Les systèmes drones, une activité qui monte

25.01.2019

Explorer de nouvelles capacités opérationnelles embarquées : tel est le défi relevé par les équipes de Naval Group en étroite collaboration avec la Direction générale de l’armement et la Marine nationale. Différentes activités de conception, de développement et de déploiement s’articulent autour de l’intégration des drones à bord des navires. Le défi est stimulant : les projets avancent rapidement et de nouvelles opportunités s’ouvrent à l’international.

Le point avec Audrey Hirschfeld, responsable de lot de programme, qui travaille sur le programme de nouvelles capacités opérationnelles sur les portes-hélicoptères amphibies (PHA).

Un domaine jeune et en forte progression

L’aventure commence en 2016 : à la suite d’expérimentations réussies à bord du patrouilleur hauturier L’Adroit, Naval Group installe un système de drone sur le porte-hélicoptères amphibies (PHA) Dixmude. Celui-ci est d’abord déployé en mode stand-alone, c’est-à-dire qu’il n’est pas relié au système de conduite de combat mais piloté par une console développée par Naval Group et abritée dans un shelter du pont d’envol. Un deuxième shelter, dans le hangar aviation, est utilisé pour la maintenance du véhicule. « Notre objectif était d’étudier l’impact de sa présence à bord et d’évaluer les mesures de sécurité avant d’élargir l’éventail de ses fonctionnalités », explique Audrey Hirschfeld.

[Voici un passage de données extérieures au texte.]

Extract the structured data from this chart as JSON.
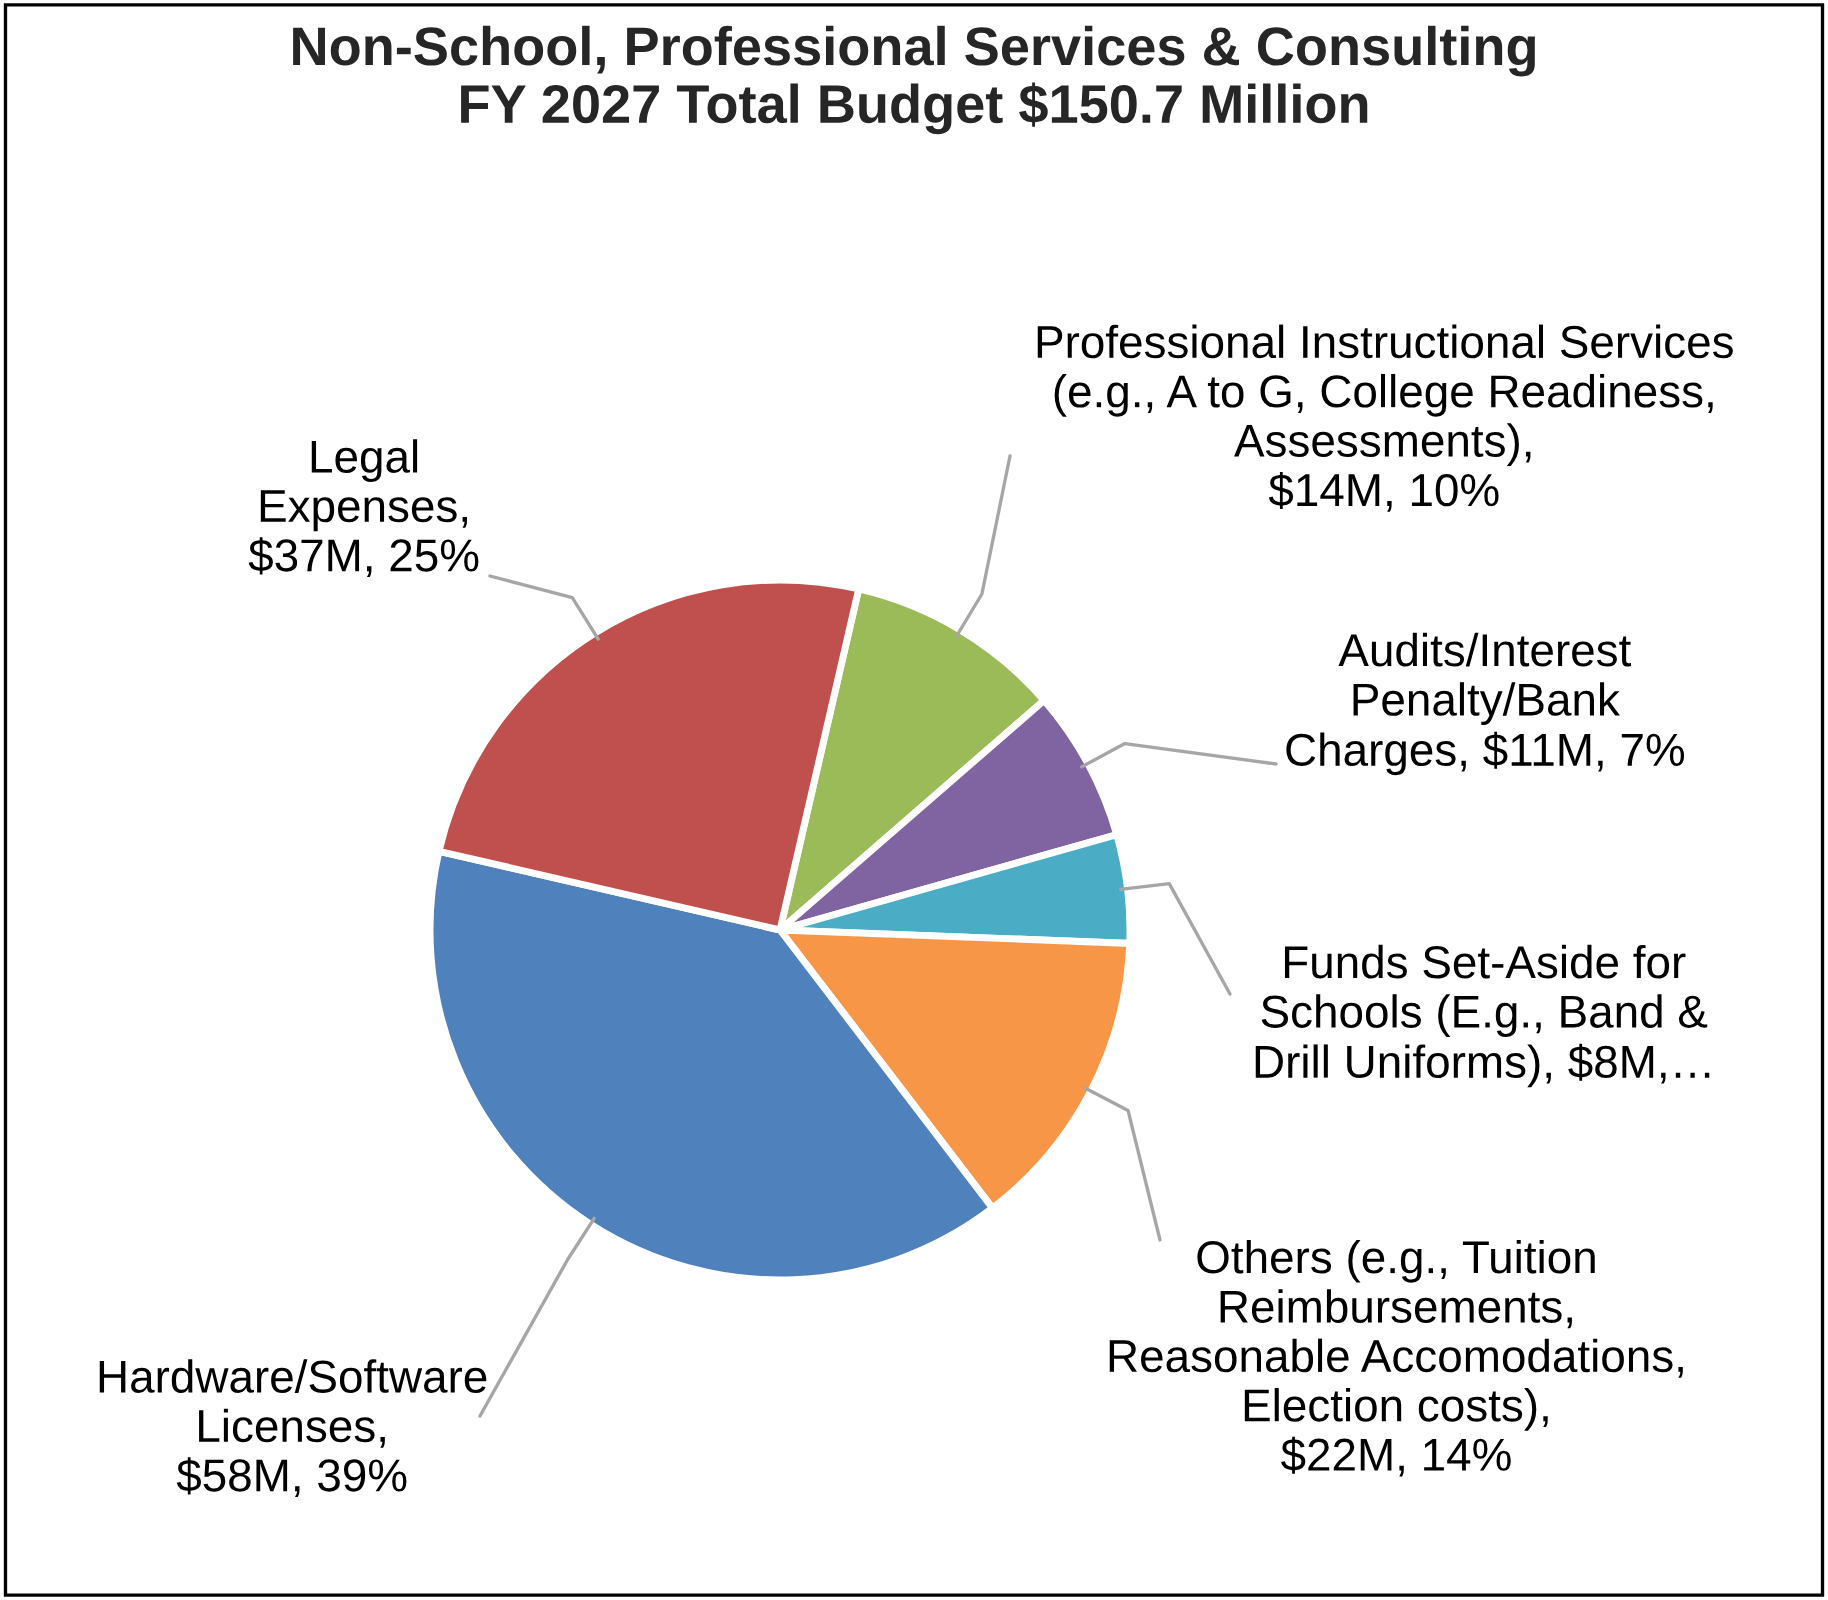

Les essais ont lieu en mai 2017, au large de Montpellier. « Rassemblés sur la passerelle de défense à vue, au crépuscule, les yeux rivés sur le drone, nous avons tous retenu notre souffle jusqu’à son décollage », se souvient l’ingénieure, rappelant l’émotion des équipes devant l’écran du Central Opérations qui diffusait les images de la camera embarquée du drone. « Ce fut notre meilleure récompense », poursuit-elle. Avec à son actif de belles réussites au sein des programmes FREMM et Gowind® Égypte, Audrey a été l’une des premières à rejoindre le projet, attirée par le défi collectif.

Innovation et émulation

Cette première campagne d’essais est convaincante : Naval Group se voit confier l’étude et l’intégration pérenne du système drone au système de conduite de combat du PHA. D’autres campagnes confirment les attentes. Embarqué en septembre 2017 dans la mission Corymbe, dans le golfe de Guinée, et ensuite dans la campagne Jeanne d’Arc, le système drone dévoile peu à peu son potentiel pour des missions de surveillance et de reconnaissance.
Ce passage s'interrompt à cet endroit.